Link to home
Start Free TrialLog in
Avatar of Dr. Klahn
Dr. Klahn

asked on

gethostbyname() returns incorrect information

This Debian linux system recently started producing errors due to incorrect DNSBL lookups in Apache loadable modules.

a) The problem's not in Apache.  It can be reproduced in a little test program shown below.
b) The modules have been in use for over four years before this problem occurred last week.

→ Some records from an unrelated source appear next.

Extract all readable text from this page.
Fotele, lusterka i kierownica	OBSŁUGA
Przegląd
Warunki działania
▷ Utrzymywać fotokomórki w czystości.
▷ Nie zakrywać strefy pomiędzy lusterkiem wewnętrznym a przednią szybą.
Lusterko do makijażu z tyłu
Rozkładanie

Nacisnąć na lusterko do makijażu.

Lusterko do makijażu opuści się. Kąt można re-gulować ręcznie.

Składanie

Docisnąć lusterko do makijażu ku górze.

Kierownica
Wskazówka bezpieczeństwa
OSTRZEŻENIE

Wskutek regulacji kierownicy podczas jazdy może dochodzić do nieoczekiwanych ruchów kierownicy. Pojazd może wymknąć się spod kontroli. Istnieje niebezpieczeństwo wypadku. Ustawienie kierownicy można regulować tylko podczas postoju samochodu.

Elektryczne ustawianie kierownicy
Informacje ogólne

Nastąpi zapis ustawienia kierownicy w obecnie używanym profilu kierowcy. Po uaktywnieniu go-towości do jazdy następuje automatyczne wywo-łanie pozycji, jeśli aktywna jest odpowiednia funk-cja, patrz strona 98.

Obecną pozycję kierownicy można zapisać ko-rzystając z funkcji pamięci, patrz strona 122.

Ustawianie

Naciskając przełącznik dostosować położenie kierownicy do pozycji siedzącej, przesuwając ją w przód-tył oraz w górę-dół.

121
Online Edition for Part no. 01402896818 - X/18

/* Standard program for confirming Project Spamhaus DNS lookup */
/* If this fails, something's wrong somewhere in DNS */
#include <stdio.h>
#include <string.h>
#include <stdlib.h>
#include <sys/socket.h>
#include <arpa/inet.h>
#include <netinet/in.h>
#include <unistd.h>
#include <errno.h>
#include <string.h>
#include <sys/types.h>
#include <sys/stat.h>
#include <netdb.h>


void main() {


  static int oct1, oct2, oct3, oct4;
  struct in_addr addr;
  struct hostent *hp = 0;


/* =====================================================
 * Stage 1.  Lookup 2.0.0.127.sbl.spamhaus.org
 *
 * Should return 127.0.0.2
 * =====================================================
 */


  printf("\n================== FIRST TEST ===================\n\n");
  printf("Lookup 2.0.0.127.sbl.spamhaus.org\n");
  printf("Expected result success, 127.0.0.2\n\n");
  hp = gethostbyname("2.0.0.127.sbl.spamhaus.org");
  if (hp == NULL) {
    printf("Validation failed, h_errno = %d <%s>\n",
            h_errno, hstrerror(h_errno));
    return;
  }


  /* Isn't this next line horrible? */
  addr.s_addr = *(u_long *) hp->h_addr_list[0];
  printf("Official name = <%s>\n", hp->h_name);
  printf("Address length in bytes = %d\n", hp->h_length);
  sscanf(inet_ntoa(addr), "%u.%u.%u.%u",
         &oct1, &oct2, &oct3, &oct4);
  printf("Resolved to %u.%u.%u.%u\n\n", oct1, oct2, oct3, oct4);


  if ((oct1 != 127) || (oct2 != 0) || (oct3 != 0) || (oct4 != 2)) {
    printf("Validation failed, result not 127.0.0.2\n\n");
    printf("================== FAILURE ===================\n\n");
    return;
  }

  printf ("Validation successful\n\n");

/* =====================================================
 * Stage 2.  Lookup 1.0.0.127.sbl.spamhaus.org
 *
 * Should return failure
 * =====================================================
 */

  printf("================== SECOND TEST ===================\n\n");
  printf("Lookup 1.0.0.127.sbl.spamhaus.org\n");
  printf("Expected result failure\n\n");
  hp = gethostbyname("1.0.0.127.sbl.spamhaus.org");
  if (hp == NULL) {
    printf("Lookup failed, h_errno = %d <%s>\n\n",
            h_errno, hstrerror(h_errno));
    printf ("Validation successful\n\n");
    printf("================= ALL TESTS PASS =================\n\n");
    return;
  }

  /* Isn't this next line horrible? */
  addr.s_addr = *(u_long *) hp->h_addr_list[0];
  printf("Official name = <%s>\n", hp->h_name);
  printf("Address length in bytes = %d\n", hp->h_length);
  sscanf(inet_ntoa(addr), "%u.%u.%u.%u",
         &oct1, &oct2, &oct3, &oct4);
  printf("Resolved to %u.%u.%u.%u\n\n", oct1, oct2, oct3, oct4);
  printf("Validation failed, result should not exist\n\n");
  printf("================== FAILURE ===================\n\n");
  return;
}

Open in new window


Compiling and running the test program produces unexpected (I won't say incorrect; the system has some reason for doing this) results.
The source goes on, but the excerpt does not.